Em setembro de 2003, a reputação de Gugu foi para o ralo com a exibição de uma reportagem fajuta sobre a facção criminosa PCC. O escândalo foi devastador e baixou o ibope do Domingo Legal para 15 pontos. Pouco depois, surgiram provas do que se suspeitava desde o começo: o programa não passara de uma mentira paga, e Gugu teve de se desculpar e assumir o erro. Apenas em 2005, os promotores de Justiça de São Paulo decidiram por fim ao processo de indenização por danos ao consumidor. Em troca, o apresentador teve de pagar 750.000 reais, em doze parcelas, a instituições de caridade indicadas pelo Ministério Público.

Antes disso, Gugu já tinha protagonizado armações (ainda que nenhuma com teor tão explosivo), como foi o caso do Táxi do Gugu. O quadro empregava atores que se passavam por gente pega de surpresa e foi desmascarado por VEJA em 1996. Foi comprovado que, na maioria das viagens do táxi, o "desavisado" era um ator profissional que já havia ensaiado a cena várias vezes, inclusive com um diretor tarimbado.

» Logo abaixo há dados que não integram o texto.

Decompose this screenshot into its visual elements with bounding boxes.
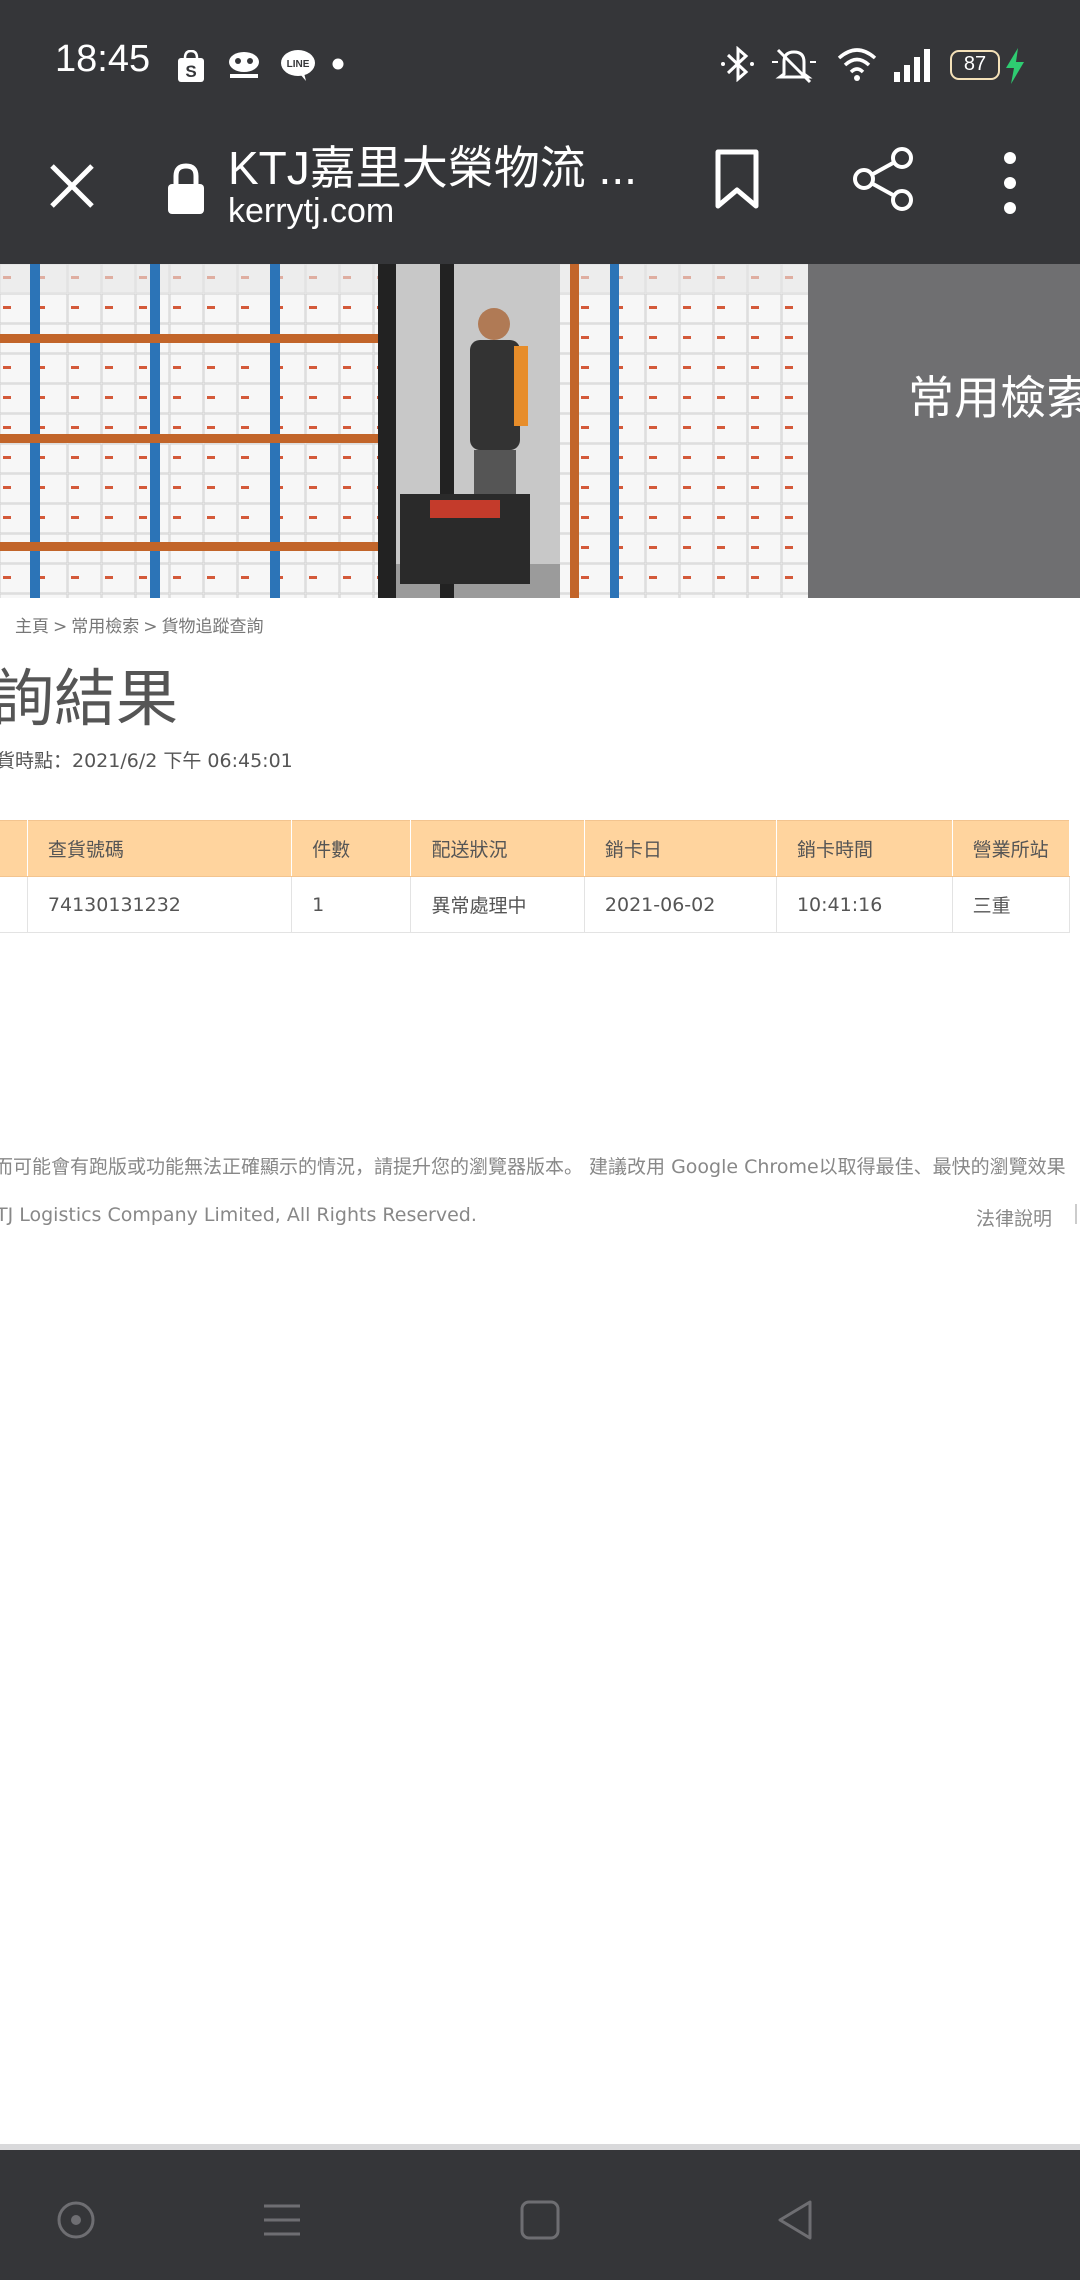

Superado o escândalo, Gugu continuou sua labuta no SBT. Em 2006, aceitou a redução de ganhos e renovou com a emissora. Na época, VEJA explicou por que o apresentador não trocou o SBT pela Record, mesmo tendo que aceitar um corte no salário - que caiu para 500.000 reais -, além de ter de dividir os lucros do merchandising com a emissora de Silvio Santos. Segundo matéria de VEJA, a saída do SBT poderia ser uma manobra arriscada. Na Record, uma ala dos bispos era a favor de sua contratação, mas outros achavam que ela traria uma "breguificação" à imagem da rede. Além disso, a emissora tinha dificuldade em encaixar Gugu em sua programação dominical e chegou a propor-lhe uma atração diária ou aos sábados, o que contrariou o apresentador.

Em 2007, foram apenas três as ocasiões em que o Domingo Legal ficou por alguns minutos em primeiro no ibope. Em vez de lutar pela liderança, Gugu tentava mesmo era se segurar ante os ataques da Record. No início de 2008, conforme conta a matéria de VEJA, a situação ficou mais grave: o homem que fora considerado o sucessor de Silvio Santos sentia o gosto ruim do terceiro lugar na audiência. E pior: Domingo Legal perdeu para uma versão pré-gravada do programa de Faustão e uma reprise do Show do Tom Cavalcanti.